È stata presentata ieri mattina, presso la sala consiliare del Comune di Montesilvano, la 33° Edizione del Trofeo Mastrangelo, lo storico torneo rionale di calcio che affonda le sue radici nel lontano 1966.
L’evento, che dopo una lunga pausa dall'edizione del 1998 è stato felicemente ripristinato lo scorso anno, si inserisce nel più ampio progetto dell’Amministrazione Comunale volto alla rivitalizzazione delle tradizioni cittadine e alla conservazione dell’identità culturale locale.

Dal 25 giugno al 5 luglio, il campo sportivo “G. Speziale” di via Ugo Foscolo tornerà a essere il cuore pulsante della comunità.
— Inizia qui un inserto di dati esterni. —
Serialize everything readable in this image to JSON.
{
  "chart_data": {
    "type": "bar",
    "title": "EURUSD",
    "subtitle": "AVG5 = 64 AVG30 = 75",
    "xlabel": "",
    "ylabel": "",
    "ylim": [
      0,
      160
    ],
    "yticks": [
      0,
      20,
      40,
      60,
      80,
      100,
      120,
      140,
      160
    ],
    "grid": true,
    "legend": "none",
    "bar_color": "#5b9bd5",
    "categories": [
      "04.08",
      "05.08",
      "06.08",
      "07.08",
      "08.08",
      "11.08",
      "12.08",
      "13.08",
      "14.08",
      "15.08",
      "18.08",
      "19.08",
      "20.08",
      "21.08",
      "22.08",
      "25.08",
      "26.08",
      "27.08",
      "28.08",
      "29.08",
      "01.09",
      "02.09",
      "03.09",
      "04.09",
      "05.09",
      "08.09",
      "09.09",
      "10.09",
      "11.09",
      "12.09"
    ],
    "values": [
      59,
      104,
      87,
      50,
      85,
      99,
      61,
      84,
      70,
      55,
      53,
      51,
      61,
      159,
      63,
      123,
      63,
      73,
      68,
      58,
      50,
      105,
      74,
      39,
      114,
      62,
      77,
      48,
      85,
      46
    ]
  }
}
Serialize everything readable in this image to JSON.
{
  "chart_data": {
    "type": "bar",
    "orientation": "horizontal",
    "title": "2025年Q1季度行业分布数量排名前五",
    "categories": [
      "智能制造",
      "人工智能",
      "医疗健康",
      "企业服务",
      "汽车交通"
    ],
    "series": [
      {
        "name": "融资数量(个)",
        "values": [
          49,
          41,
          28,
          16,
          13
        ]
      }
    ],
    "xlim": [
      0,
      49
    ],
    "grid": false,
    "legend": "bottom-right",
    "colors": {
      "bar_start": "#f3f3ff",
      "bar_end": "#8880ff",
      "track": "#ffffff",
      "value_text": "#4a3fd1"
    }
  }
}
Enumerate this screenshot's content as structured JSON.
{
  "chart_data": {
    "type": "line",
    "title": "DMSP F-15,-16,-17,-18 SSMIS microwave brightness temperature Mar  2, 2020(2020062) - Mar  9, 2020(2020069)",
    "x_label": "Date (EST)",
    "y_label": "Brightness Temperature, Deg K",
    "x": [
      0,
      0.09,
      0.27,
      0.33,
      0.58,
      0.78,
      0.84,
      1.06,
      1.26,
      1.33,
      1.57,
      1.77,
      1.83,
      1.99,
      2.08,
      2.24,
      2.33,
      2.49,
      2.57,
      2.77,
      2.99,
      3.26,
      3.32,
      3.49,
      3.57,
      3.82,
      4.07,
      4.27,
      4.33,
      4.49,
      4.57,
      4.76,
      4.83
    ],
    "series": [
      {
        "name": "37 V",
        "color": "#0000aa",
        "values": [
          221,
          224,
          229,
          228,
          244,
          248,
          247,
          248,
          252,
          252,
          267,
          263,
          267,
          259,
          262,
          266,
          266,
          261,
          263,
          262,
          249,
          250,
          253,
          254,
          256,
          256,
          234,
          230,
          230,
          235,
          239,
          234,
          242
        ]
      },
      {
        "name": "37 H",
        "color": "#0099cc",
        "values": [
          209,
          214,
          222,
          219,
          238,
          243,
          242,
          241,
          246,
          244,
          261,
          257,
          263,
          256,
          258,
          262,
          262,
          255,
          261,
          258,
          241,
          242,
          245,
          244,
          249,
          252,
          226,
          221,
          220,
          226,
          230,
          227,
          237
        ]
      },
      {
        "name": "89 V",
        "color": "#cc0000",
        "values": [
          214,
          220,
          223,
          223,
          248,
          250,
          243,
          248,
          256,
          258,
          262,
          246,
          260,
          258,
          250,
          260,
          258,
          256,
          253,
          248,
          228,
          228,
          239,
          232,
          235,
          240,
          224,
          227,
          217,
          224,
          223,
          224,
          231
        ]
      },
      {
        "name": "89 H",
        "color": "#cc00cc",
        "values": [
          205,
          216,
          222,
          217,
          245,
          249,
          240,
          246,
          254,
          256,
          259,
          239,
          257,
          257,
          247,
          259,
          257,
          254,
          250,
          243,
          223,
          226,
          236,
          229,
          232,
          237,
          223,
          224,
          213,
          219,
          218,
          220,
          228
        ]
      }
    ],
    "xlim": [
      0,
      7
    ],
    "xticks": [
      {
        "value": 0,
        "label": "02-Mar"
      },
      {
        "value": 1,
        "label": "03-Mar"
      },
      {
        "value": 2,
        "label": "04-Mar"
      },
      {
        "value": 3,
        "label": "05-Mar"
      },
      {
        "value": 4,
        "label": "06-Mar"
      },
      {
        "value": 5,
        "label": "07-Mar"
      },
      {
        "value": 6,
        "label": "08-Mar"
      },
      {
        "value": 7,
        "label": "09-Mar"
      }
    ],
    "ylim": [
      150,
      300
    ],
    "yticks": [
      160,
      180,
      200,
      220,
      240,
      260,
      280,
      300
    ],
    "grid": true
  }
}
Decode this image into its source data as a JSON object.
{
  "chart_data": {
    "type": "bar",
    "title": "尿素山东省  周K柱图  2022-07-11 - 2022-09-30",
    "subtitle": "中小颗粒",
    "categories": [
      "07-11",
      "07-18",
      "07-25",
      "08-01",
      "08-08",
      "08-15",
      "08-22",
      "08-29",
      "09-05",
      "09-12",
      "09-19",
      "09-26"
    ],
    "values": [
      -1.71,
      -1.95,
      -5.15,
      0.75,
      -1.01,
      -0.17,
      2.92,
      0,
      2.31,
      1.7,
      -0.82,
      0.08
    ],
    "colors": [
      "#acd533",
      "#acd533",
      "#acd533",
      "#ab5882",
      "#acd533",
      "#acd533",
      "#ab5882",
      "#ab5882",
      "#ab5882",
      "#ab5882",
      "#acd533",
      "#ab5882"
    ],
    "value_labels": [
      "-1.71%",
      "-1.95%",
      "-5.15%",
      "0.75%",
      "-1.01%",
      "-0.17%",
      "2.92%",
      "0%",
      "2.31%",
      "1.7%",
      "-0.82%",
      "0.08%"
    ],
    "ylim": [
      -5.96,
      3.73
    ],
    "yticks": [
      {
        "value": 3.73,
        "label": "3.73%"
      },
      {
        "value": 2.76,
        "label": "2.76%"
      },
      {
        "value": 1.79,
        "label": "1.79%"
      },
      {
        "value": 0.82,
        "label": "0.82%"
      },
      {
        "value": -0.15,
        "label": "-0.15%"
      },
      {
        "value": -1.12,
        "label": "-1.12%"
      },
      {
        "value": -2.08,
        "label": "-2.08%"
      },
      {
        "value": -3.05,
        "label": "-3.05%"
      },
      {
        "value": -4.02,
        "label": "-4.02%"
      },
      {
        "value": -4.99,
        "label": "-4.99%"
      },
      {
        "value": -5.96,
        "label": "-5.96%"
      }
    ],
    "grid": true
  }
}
Quest'anno saranno 10 le squadre partecipanti, pronte a darsi battaglia in una formula di "calcio a 9" (8 giocatori più il portiere): oltre ai quartieri storici di Villa Carmine, Villa Verrocchio, Villa Canonica, Villa Verlengia, Montesilvano Centro, Montesilvano Colle, Colonnetta e Ranalli, il torneo dà il benvenuto alle due new entry Cormorano e Mazzocco.

Non si tratterà solo di sport: l'intento principale resta quello di creare un momento di forte convivialità. All'esterno del campo sarà infatti allestita un'attrezzata area food & beverage per permettere a tifosi e cittadini di condividere insieme il momento della cena, trasformando il torneo in una vera e propria festa cittadina.

Alla conferenza stampa hanno preso parte l’assessore allo Sport Alessandro Pompei, i consiglieri Luca Ametta, Adriano Tocco, Stefano Girosante e i rappresentanti delle varie squadre.

Luca Ametta, Consigliere Comunale e Presidente della Commissione Sport:
“È un piccolo sogno che si rinnova. Ho messo tutto il mio impegno in questo progetto e dopo anni di racconti quasi leggendari che circolavano tra i ragazzi della mia generazione, sono orgoglioso di aver riconsegnato alla città questo fantastico evento. Confido nella massima partecipazione dei cittadini e di vedere in quei giorni un sacco di abbracci e sorrisi. Che vinca il migliore!”

Alessandro Pompei, Assessore allo Sport:
“Faccio i miei complimenti a tutta l’organizzazione interna al Comune e ai referenti dei quartieri. In nome dello sport Montesilvano si riappropria della sua dimensione più autentica e identitaria. I valori che ci uniscono in nome di Aldo Mastrangelo, sono quelli legati allo stare insieme, al fair play e al sano divertimento. Se devo commentare il ritorno del Mastrangelo con una frase idiomatica montesilvanese dico senz’altro che tutto ciò è 'troppo fregno'! Vi aspettiamo per il tifo e per godere dello spettacolo”.